Monday 29 January 2018

Planning Summer 2018: Choosing a Japan Rail Pass

In the past, we've only blogged trips on Little Rabbit's Planning. After a couple of days of migraine-inducing marathon planning for Summer 2018, I set myself a limit of 1 hour/day and decided to blog the process.

From Wikipedia: Nikko... shall I, or shan't I? Oh... I did.

For a visitor to Japan, checking the benefits of a Japan Rail Pass should be practically a reflex reaction. A 7-day or 14-day Japan Rail Pass is perfect for a typical first visit to Japan in which the visitor zooms around on Shinkansens (bullet trains) between Tokyo, Kyoto, Nagasaki and Hiroshima. Currently, those passes are priced at £184 and £293 respectively.

Even though my itinerary wasn't entirely fixed, I priced out what I did have using Hyperdia. I could already see that our train tickets would come to over £300 and I would still need to buy some extra ones, since we're staying for 17 days. It looks like the 14-day pass will just about work for us, doesn't it? Just about...

Well, it turns out there is a better option, practically tailor-made for a trip like ours. Japan Rail offers many less well-known regional passes. We'll be travelling around Tohoku prefecture with a few days at either end in Narita and Tokyo respectively. We have a few days of long-distance expensive train journeys, interspersed with days of cheap, slow local transport or car hire.
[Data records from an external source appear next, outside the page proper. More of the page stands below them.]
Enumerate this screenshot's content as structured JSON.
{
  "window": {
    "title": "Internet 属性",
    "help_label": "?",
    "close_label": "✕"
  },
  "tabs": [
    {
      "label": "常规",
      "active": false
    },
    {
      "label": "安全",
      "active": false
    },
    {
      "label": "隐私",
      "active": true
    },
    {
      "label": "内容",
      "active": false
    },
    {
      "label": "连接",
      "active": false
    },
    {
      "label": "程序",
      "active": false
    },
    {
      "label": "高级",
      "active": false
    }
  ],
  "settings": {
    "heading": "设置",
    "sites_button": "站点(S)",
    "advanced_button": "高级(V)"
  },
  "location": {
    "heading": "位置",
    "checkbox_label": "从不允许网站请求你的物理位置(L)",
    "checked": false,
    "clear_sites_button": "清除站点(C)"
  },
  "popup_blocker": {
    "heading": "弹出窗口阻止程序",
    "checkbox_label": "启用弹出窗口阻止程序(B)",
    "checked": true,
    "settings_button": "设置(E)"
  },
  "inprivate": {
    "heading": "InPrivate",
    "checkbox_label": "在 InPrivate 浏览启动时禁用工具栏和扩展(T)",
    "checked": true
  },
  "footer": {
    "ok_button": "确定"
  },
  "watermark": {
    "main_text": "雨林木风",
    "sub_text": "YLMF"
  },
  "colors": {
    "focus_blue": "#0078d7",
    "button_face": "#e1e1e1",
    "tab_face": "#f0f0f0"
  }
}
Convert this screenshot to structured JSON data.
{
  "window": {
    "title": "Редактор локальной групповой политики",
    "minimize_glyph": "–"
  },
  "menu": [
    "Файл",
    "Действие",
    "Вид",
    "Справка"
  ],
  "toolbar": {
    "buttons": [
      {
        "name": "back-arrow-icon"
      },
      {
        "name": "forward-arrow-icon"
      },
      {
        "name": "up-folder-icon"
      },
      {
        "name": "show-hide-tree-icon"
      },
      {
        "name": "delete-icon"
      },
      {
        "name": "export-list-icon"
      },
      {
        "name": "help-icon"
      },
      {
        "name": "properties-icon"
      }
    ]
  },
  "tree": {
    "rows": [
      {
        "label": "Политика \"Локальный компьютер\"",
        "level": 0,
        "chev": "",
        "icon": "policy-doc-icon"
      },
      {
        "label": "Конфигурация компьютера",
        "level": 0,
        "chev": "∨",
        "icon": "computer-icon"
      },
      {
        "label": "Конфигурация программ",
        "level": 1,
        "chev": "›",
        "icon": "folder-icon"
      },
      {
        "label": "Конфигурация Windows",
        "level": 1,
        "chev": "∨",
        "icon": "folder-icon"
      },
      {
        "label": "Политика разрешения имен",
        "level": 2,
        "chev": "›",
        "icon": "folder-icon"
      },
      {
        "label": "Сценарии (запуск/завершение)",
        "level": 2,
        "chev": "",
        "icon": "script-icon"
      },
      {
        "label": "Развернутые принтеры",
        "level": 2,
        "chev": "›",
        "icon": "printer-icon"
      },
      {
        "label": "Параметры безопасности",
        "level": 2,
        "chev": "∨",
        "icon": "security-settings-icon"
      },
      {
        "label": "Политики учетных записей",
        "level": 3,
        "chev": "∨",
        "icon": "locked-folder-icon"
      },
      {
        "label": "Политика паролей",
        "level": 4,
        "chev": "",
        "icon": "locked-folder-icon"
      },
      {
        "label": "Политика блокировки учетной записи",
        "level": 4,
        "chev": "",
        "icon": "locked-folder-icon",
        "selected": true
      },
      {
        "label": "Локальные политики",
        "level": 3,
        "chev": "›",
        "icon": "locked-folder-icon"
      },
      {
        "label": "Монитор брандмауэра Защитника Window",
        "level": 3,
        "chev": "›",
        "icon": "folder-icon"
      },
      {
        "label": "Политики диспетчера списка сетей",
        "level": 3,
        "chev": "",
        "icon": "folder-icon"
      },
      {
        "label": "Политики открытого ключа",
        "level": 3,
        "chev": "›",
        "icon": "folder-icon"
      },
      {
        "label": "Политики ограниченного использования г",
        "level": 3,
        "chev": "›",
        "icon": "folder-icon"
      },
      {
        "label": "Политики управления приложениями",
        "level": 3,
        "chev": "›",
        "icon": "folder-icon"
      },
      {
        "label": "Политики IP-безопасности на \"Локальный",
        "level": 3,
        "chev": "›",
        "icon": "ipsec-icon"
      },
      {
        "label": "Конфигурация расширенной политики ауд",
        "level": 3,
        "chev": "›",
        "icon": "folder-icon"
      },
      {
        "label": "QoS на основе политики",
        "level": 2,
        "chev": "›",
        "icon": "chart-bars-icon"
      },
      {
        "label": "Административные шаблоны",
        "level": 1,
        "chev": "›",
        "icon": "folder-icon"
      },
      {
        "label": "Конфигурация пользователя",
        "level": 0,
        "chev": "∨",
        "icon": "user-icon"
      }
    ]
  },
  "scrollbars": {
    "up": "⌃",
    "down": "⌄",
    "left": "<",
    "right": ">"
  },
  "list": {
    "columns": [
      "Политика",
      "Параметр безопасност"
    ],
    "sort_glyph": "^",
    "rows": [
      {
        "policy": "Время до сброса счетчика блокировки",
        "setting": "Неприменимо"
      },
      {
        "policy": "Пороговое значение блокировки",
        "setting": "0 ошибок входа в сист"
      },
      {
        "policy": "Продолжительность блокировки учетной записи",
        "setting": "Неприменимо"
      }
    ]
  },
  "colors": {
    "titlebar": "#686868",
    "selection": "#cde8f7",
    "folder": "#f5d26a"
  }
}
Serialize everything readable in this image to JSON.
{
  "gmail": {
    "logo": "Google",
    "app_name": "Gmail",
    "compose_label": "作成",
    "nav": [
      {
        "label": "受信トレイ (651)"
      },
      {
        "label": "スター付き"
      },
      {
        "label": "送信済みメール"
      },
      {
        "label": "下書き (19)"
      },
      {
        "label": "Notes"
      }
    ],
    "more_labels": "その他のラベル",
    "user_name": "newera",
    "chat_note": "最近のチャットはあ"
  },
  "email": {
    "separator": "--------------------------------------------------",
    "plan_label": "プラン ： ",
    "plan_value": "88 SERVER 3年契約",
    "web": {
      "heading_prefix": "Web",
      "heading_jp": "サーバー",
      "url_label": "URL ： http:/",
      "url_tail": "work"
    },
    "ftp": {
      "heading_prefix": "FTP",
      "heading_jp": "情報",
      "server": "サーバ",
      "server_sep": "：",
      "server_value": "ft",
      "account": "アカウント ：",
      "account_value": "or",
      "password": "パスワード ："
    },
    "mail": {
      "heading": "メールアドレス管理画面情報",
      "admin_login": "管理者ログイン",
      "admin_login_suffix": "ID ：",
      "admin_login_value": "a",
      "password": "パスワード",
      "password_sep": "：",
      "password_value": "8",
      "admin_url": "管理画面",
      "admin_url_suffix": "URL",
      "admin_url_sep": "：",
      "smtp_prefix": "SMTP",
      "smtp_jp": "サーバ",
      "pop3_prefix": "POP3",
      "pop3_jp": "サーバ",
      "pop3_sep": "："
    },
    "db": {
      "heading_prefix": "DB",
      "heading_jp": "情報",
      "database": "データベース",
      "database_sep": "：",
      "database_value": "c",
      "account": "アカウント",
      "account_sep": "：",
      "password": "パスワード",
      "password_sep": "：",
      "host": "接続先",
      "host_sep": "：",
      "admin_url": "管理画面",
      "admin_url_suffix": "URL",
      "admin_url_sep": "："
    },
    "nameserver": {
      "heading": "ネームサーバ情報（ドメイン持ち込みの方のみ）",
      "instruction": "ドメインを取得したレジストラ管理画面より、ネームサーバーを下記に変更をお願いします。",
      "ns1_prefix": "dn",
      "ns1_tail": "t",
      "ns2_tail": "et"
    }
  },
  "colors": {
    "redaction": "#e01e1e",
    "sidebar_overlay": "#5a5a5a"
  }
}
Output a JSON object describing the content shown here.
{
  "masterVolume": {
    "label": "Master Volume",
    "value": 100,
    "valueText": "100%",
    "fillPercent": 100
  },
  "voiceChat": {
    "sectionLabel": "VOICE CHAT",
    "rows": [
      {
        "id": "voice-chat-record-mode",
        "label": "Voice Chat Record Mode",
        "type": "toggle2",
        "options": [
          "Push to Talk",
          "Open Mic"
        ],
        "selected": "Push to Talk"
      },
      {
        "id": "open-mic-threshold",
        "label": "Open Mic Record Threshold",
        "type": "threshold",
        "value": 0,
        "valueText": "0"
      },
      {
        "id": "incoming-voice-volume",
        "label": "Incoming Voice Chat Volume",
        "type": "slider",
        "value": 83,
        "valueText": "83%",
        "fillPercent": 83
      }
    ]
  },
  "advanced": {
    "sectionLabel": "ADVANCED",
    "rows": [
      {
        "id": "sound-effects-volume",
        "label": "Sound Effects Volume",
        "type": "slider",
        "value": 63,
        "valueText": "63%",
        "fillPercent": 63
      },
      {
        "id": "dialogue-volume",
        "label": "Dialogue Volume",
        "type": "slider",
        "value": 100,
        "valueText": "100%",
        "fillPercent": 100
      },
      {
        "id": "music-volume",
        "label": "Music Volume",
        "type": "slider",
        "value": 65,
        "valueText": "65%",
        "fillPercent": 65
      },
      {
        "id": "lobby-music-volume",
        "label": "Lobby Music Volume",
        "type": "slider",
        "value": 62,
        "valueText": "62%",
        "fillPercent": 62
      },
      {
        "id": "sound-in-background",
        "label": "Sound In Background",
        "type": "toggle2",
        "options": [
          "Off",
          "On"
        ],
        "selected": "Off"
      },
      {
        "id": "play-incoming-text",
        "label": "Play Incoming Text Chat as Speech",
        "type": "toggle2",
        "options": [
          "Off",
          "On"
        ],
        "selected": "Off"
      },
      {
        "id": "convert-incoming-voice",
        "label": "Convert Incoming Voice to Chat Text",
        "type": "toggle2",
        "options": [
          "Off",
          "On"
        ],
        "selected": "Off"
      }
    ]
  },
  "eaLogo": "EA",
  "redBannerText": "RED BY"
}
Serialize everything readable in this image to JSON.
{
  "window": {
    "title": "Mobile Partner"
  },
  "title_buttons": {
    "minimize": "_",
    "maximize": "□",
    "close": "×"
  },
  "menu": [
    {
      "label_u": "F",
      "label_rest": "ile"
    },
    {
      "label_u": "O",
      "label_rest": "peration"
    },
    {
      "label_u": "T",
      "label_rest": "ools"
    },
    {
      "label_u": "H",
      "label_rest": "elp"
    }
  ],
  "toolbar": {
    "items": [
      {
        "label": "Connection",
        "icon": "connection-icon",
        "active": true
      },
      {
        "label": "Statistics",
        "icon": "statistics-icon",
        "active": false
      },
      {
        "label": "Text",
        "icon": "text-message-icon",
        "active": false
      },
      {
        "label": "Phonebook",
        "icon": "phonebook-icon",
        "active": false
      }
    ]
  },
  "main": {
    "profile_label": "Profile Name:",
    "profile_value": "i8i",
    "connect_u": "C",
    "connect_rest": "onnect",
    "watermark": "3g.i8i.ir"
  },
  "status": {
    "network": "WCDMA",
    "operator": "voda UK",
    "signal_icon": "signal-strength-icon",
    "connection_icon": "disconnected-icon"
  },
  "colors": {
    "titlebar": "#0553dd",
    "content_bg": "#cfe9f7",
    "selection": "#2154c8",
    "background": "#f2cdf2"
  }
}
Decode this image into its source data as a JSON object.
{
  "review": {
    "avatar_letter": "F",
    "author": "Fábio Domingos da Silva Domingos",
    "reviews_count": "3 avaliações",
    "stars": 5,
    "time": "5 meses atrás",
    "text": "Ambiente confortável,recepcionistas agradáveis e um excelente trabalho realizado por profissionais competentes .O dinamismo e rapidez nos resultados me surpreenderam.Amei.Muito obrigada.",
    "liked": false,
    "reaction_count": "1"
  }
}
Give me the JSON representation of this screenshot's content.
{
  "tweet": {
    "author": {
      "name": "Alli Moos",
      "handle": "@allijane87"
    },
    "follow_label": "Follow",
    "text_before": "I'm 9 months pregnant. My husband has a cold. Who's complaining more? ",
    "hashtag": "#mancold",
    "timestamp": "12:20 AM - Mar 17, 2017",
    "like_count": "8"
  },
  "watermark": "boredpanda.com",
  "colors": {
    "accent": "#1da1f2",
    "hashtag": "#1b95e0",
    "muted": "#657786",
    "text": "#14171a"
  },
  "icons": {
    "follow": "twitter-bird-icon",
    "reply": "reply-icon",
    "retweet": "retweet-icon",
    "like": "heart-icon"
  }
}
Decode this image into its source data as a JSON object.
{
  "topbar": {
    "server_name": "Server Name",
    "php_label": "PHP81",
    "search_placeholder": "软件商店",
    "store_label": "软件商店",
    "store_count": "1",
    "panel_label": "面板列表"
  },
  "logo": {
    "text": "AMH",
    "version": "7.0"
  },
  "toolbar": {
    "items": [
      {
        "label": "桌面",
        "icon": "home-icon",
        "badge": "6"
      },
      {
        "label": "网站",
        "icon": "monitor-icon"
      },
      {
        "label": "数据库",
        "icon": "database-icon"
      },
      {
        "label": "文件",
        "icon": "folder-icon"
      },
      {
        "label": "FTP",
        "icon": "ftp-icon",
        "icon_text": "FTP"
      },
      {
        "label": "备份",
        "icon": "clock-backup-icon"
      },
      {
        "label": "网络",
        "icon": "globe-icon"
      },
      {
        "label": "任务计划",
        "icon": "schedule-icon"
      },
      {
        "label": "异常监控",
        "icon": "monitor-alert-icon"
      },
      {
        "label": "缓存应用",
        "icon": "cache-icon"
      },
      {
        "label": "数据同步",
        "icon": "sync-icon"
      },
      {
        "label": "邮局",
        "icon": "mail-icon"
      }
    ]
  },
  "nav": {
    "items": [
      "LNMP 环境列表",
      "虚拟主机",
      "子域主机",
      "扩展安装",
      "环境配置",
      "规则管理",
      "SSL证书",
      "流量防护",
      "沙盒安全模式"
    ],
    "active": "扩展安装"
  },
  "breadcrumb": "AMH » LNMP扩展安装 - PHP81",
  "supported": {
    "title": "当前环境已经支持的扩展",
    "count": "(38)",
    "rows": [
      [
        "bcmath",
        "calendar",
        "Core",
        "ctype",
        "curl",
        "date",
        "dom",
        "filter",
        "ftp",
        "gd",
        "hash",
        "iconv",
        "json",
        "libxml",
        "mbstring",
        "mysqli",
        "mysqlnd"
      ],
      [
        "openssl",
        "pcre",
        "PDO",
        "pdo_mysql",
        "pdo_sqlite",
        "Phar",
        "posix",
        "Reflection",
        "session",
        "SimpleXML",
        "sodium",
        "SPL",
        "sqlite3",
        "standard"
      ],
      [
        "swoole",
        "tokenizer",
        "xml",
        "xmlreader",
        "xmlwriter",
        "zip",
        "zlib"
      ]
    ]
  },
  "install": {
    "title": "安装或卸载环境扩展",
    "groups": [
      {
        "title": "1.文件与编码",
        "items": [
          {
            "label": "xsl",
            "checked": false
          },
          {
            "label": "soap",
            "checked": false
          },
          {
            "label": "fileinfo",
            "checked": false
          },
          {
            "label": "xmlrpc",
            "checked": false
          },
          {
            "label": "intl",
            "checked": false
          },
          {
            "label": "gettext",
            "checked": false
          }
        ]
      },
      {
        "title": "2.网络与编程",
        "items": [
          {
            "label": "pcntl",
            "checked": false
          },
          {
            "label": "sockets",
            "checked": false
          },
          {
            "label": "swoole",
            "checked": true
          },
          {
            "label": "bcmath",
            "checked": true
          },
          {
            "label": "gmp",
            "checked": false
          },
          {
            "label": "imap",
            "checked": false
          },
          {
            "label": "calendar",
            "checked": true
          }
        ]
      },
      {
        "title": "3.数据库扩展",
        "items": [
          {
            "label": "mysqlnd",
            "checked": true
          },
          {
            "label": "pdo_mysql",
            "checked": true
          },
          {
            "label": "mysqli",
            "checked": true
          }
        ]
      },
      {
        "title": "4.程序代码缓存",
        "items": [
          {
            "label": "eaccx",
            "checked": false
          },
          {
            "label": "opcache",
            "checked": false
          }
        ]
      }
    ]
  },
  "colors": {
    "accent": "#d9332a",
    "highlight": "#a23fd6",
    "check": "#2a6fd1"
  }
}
The Tohoku regional pass costs £124. It allows just five days of train travel, but very importantly, it allows you to spread them out as you like over a 14-day period. And incidentally, it includes Tokyo. It may even include a car hire discount, but I haven't looked into this much as yet. It would pay for itself on our very first 'expensive' day of travel.

For the 14-day pass to prove better value, we would need to spend an average of £20 a day on local transport. I already know that's not going to happen: so far our most expensive 'local transport' day comes in at £10. As it is, having five 'expensive' days to play with encouraged me to look at Nikko, a town of which the Japanese apparently say "Never say beautiful until you've seen Nikko". It's not technically in Tohoku, but it is on the Tohoku pass.

Somehow, Nikko really pulled my itinerary together, and by the end of the morning, I'd booked two night in a fancy ryokan in Nikko and two nights immediately before that near Sendai station (because we really want to visit Yamadera, and perhaps the coast, on opposite sides of Sendai).